François Lecointre y serait favorable. Reste que, à en croire des diplomates français et africains, sans le maintien de l’intervention française, un califat aurait déjà été instauré au Mali et au Burkina Faso, où, sous la pression des terroristes, plusieurs milliers d’écoles ont disparu et où leurs enseignants ont dû s’enfuir, quand ils n’ont pas été assassinés.

Dès lors, le risque serait grand de voir des djihadistes s’infiltrer plus aisément qu’aujourd’hui au Niger, en Côte d’Ivoire, au Tchad, voire plus loin encore.

Un espoir cependant : que les groupes terroristes, liés les uns à Al-Qaida et les autres à Daech, continuent de s’étriper comme ils l’ont fait récemment dans le nord du Mali et au Burkina.
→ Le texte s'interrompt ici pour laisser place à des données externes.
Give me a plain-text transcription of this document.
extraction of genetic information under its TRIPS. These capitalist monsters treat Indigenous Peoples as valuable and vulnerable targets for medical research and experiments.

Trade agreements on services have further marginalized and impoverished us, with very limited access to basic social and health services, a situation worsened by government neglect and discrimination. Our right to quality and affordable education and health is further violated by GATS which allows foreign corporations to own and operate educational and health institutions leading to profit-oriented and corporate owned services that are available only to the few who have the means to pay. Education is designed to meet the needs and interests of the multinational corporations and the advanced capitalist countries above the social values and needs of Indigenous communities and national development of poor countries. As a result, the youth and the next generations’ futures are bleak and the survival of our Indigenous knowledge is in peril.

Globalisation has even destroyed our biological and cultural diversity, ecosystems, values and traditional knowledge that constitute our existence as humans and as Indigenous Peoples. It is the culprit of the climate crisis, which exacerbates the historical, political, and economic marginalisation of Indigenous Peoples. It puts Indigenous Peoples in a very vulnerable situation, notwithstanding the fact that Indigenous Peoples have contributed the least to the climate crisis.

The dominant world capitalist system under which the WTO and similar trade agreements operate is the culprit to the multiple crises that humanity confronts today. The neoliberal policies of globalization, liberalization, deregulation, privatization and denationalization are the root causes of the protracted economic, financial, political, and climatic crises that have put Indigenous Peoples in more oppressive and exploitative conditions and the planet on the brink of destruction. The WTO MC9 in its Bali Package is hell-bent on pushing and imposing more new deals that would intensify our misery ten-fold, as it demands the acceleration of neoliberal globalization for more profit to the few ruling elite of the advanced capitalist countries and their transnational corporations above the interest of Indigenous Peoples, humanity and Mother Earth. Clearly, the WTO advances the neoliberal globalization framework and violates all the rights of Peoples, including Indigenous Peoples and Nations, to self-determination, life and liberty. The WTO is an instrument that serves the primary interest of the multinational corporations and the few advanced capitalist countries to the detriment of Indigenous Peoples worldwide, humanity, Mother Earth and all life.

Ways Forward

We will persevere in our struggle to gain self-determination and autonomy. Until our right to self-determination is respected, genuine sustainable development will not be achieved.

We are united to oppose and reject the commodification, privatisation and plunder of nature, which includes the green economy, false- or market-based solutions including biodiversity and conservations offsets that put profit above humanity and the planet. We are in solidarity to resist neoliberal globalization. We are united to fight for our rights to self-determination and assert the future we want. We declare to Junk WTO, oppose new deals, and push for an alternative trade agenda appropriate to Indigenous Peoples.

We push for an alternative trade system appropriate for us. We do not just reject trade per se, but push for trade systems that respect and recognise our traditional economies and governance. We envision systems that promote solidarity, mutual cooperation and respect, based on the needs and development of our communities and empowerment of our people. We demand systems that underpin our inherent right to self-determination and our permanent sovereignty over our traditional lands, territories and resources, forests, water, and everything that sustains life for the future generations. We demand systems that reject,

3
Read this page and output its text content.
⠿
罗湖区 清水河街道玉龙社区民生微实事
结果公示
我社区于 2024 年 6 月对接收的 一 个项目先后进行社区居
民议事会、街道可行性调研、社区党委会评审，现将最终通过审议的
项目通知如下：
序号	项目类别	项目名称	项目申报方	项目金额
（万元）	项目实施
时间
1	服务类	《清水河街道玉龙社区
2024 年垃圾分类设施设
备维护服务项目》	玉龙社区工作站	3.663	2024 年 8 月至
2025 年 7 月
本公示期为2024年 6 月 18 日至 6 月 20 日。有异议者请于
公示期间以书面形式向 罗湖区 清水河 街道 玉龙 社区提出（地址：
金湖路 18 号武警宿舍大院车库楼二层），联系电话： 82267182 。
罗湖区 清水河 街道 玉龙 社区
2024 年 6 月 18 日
Mais qui oserait miser sur ces querelles entre tueurs pour prédire l’avenir du Sahel ?


  • Divergence insoluble entre la France et le Mali ? Les militaires, qui ont pris le pouvoir à Bamako, en août, continuent de négocier avec le Groupe de soutien à l’islam et aux musulmans, lié à Al-Qaida. « Il faut savoir engager le dialogue avec tous les enfants du Mali, sans exclusive », se justifie le Premier ministre malien. Or, comme l’ont déclaré Macron, Le Drian, Parly et le général Lecointre, la chasse à ces djihadistes, qui veulent instaurer la charia et continuer à pratiquer les excisions (80 % des Maliennes en ont déjà été victimes), se poursuivra.